Your executives have been discussing different options for helping the company maintain and increase their marketplace competitive advantage. Many of these options are data and information related, and the concept of the data warehouse has been enthusiastically endorsed as one option. Your CIO calls you in and tells you to get right on it. What do you do? As a seasoned systems professional, you know about data warehousing, having read Bill Inmon's groundbreaking definition of it in 1990, and you have followed its evolution to the present day. You are conversant on architectures and tools. You have read about successful implementations and failures. Maybe you even attended some data warehousing conferences. You have a skilled database staff that is anxious to get trained in new tools and begin what they see as a leading-edge and challenging project. But you and your staff, with vast experience in the development and maintenance of operational systems, realize at your first meeting that this project is going to be different. Really different!

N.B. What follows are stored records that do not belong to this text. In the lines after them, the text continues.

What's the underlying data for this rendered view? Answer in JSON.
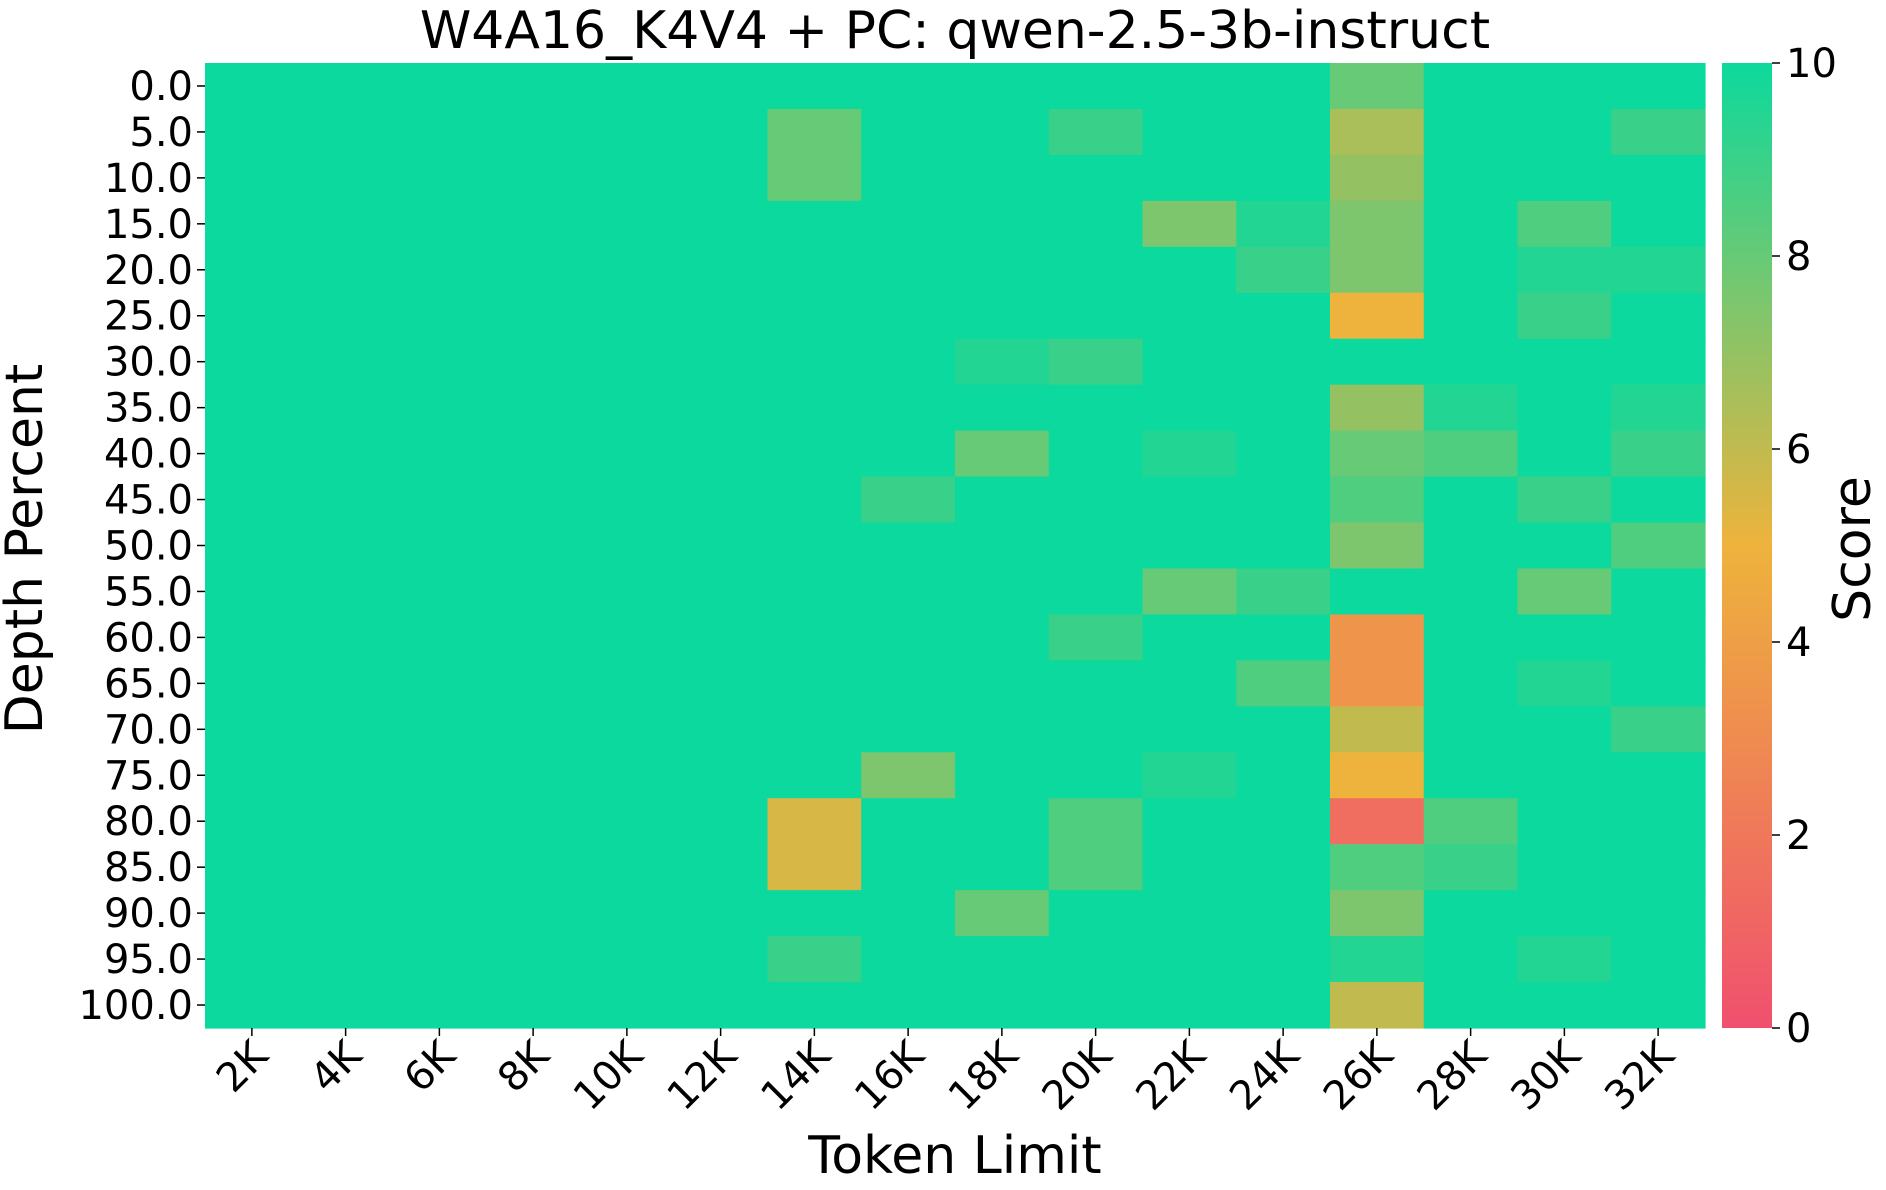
{
  "chart_data": {
    "type": "heatmap",
    "title": "W4A16_K4V4 + PC: qwen-2.5-3b-instruct",
    "xlabel": "Token Limit",
    "ylabel": "Depth Percent",
    "x_categories": [
      "2K",
      "4K",
      "6K",
      "8K",
      "10K",
      "12K",
      "14K",
      "16K",
      "18K",
      "20K",
      "22K",
      "24K",
      "26K",
      "28K",
      "30K",
      "32K"
    ],
    "y_categories": [
      "0.0",
      "5.0",
      "10.0",
      "15.0",
      "20.0",
      "25.0",
      "30.0",
      "35.0",
      "40.0",
      "45.0",
      "50.0",
      "55.0",
      "60.0",
      "65.0",
      "70.0",
      "75.0",
      "80.0",
      "85.0",
      "90.0",
      "95.0",
      "100.0"
    ],
    "values": [
      [
        10,
        10,
        10,
        10,
        10,
        10,
        10,
        10,
        10,
        10,
        10,
        10,
        8,
        10,
        10,
        10
      ],
      [
        10,
        10,
        10,
        10,
        10,
        10,
        8,
        10,
        10,
        9,
        10,
        10,
        6.5,
        10,
        10,
        9
      ],
      [
        10,
        10,
        10,
        10,
        10,
        10,
        8,
        10,
        10,
        10,
        10,
        10,
        7,
        10,
        10,
        10
      ],
      [
        10,
        10,
        10,
        10,
        10,
        10,
        10,
        10,
        10,
        10,
        7.5,
        9.5,
        7.5,
        10,
        8.5,
        10
      ],
      [
        10,
        10,
        10,
        10,
        10,
        10,
        10,
        10,
        10,
        10,
        10,
        9,
        7.5,
        10,
        9.5,
        9.5
      ],
      [
        10,
        10,
        10,
        10,
        10,
        10,
        10,
        10,
        10,
        10,
        10,
        10,
        5,
        10,
        9,
        10
      ],
      [
        10,
        10,
        10,
        10,
        10,
        10,
        10,
        10,
        9.5,
        9,
        10,
        10,
        10,
        10,
        10,
        10
      ],
      [
        10,
        10,
        10,
        10,
        10,
        10,
        10,
        10,
        10,
        10,
        10,
        10,
        7,
        9.5,
        10,
        9.5
      ],
      [
        10,
        10,
        10,
        10,
        10,
        10,
        10,
        10,
        8,
        10,
        9.5,
        10,
        8,
        8.5,
        10,
        9
      ],
      [
        10,
        10,
        10,
        10,
        10,
        10,
        10,
        9,
        10,
        10,
        10,
        10,
        8.5,
        10,
        9,
        10
      ],
      [
        10,
        10,
        10,
        10,
        10,
        10,
        10,
        10,
        10,
        10,
        10,
        10,
        7.5,
        10,
        10,
        8.5
      ],
      [
        10,
        10,
        10,
        10,
        10,
        10,
        10,
        10,
        10,
        10,
        8,
        9,
        10,
        10,
        8,
        10
      ],
      [
        10,
        10,
        10,
        10,
        10,
        10,
        10,
        10,
        10,
        9,
        10,
        10,
        3.5,
        10,
        10,
        10
      ],
      [
        10,
        10,
        10,
        10,
        10,
        10,
        10,
        10,
        10,
        10,
        10,
        8.5,
        3.5,
        10,
        9.5,
        10
      ],
      [
        10,
        10,
        10,
        10,
        10,
        10,
        10,
        10,
        10,
        10,
        10,
        10,
        6,
        10,
        10,
        9
      ],
      [
        10,
        10,
        10,
        10,
        10,
        10,
        10,
        7.5,
        10,
        10,
        9.5,
        10,
        5,
        10,
        10,
        10
      ],
      [
        10,
        10,
        10,
        10,
        10,
        10,
        5.5,
        10,
        10,
        8.5,
        10,
        10,
        1.5,
        8.5,
        10,
        10
      ],
      [
        10,
        10,
        10,
        10,
        10,
        10,
        5.5,
        10,
        10,
        8.5,
        10,
        10,
        8.5,
        9,
        10,
        10
      ],
      [
        10,
        10,
        10,
        10,
        10,
        10,
        10,
        10,
        8,
        10,
        10,
        10,
        7.5,
        10,
        10,
        10
      ],
      [
        10,
        10,
        10,
        10,
        10,
        10,
        9,
        10,
        10,
        10,
        10,
        10,
        9.5,
        10,
        9.5,
        10
      ],
      [
        10,
        10,
        10,
        10,
        10,
        10,
        10,
        10,
        10,
        10,
        10,
        10,
        6,
        10,
        10,
        10
      ]
    ],
    "colorbar": {
      "label": "Score",
      "min": 0,
      "max": 10,
      "ticks": [
        "0",
        "2",
        "4",
        "6",
        "8",
        "10"
      ],
      "colors": [
        "#f0506e",
        "#eeb33c",
        "#0cd99d"
      ]
    },
    "grid": false
  }
}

To begin with, you and your team must approach end-user requirements gathering radically different than with operational systems. In developing an operational system, you would follow the traditional system development life cycle (SDLC) route with interviews, extensive research, process analysis and other tasks appropriate to structured development. A large percentage of the requirements would be gathered prior to any development and a sign-off with the user would insure a minimum of scope creep. A data warehouse requires a broad-brush requirements gathering effort that is more iterative in nature.